W: Well, if you don’t believe me, go and ask the guard.
M: Oh…hang on…If this is the Brighton train, I haven’t got the right ticket. I could end up having
to pay extra and I’ve only got plastic, which he won’t accept
W: Well, what you could do is get off at the next station and get the next train going back to
Redhill. Let’s see, the last one was Three Bridges, so we should be arriving in Balcombe in just a
minute.
M: And I can just get on another train without showing my ticket?
W: Ah, now that’s a point. That’ll be a bit difficult at a small station like Balcombe. No, what you
need to do is get off at Haywards Heath and cross to platform 3 where the northbound trains depart
from.
M: Is that what you’re doing?
W: Not exactly, I’ll be taking the connecting service to Lewes but I can show you where to go.

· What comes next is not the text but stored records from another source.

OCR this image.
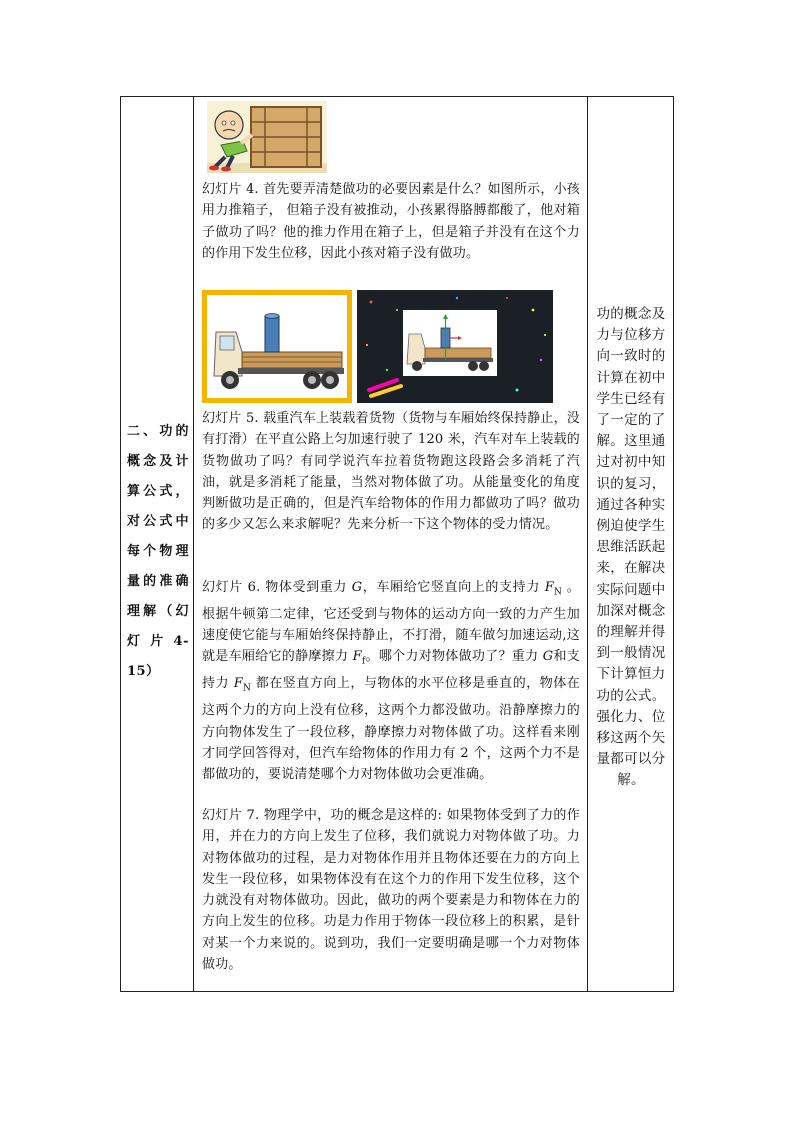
二、功的概念及计算公式，对公式中每个物理量的准确理解（幻灯片4-15）
幻灯片 4. 首先要弄清楚做功的必要因素是什么？如图所示，小孩用力推箱子， 但箱子没有被推动，小孩累得胳膊都酸了，他对箱子做功了吗？他的推力作用在箱子上，但是箱子并没有在这个力的作用下发生位移，因此小孩对箱子没有做功。
幻灯片 5. 载重汽车上装载着货物（货物与车厢始终保持静止，没有打滑）在平直公路上匀加速行驶了 120 米，汽车对车上装载的货物做功了吗？有同学说汽车拉着货物跑这段路会多消耗了汽油，就是多消耗了能量，当然对物体做了功。从能量变化的角度判断做功是正确的，但是汽车给物体的作用力都做功了吗？做功的多少又怎么来求解呢？先来分析一下这个物体的受力情况。
幻灯片 6. 物体受到重力 G，车厢给它竖直向上的支持力 $F_N$ 。根据牛顿第二定律，它还受到与物体的运动方向一致的力产生加速度使它能与车厢始终保持静止，不打滑，随车做匀加速运动,这就是车厢给它的静摩擦力 $F_f$。哪个力对物体做功了？重力 G和支持力 $F_N$ 都在竖直方向上，与物体的水平位移是垂直的，物体在这两个力的方向上没有位移，这两个力都没做功。沿静摩擦力的方向物体发生了一段位移，静摩擦力对物体做了功。这样看来刚才同学回答得对，但汽车给物体的作用力有 2 个，这两个力不是都做功的，要说清楚哪个力对物体做功会更准确。
幻灯片 7. 物理学中，功的概念是这样的: 如果物体受到了力的作用，并在力的方向上发生了位移，我们就说力对物体做了功。力对物体做功的过程，是力对物体作用并且物体还要在力的方向上发生一段位移，如果物体没有在这个力的作用下发生位移，这个力就没有对物体做功。因此，做功的两个要素是力和物体在力的方向上发生的位移。功是力作用于物体一段位移上的积累，是针对某一个力来说的。说到功，我们一定要明确是哪一个力对物体做功。
功的概念及力与位移方向一致时的计算在初中学生已经有了一定的了解。这里通过对初中知识的复习，通过各种实例迫使学生思维活跃起来，在解决实际问题中加深对概念的理解并得到一般情况下计算恒力功的公式。强化力、位移这两个矢量都可以分解。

M: Er…look…thanks very much. I really appreciate this. Er…you don’t happen to know if there
actually is a northbound train to Redhill at this time of night?
W: Mmm… I think they run trains all night because of Gatwick airport. But if you like, I could
phone through to central enquiries and make sure.
M: If it wouldn’t be too much trouble. Look, um, I really appreciate this.
W: No, don’t mention it. Now, let’s see if I can get this thing to work this time.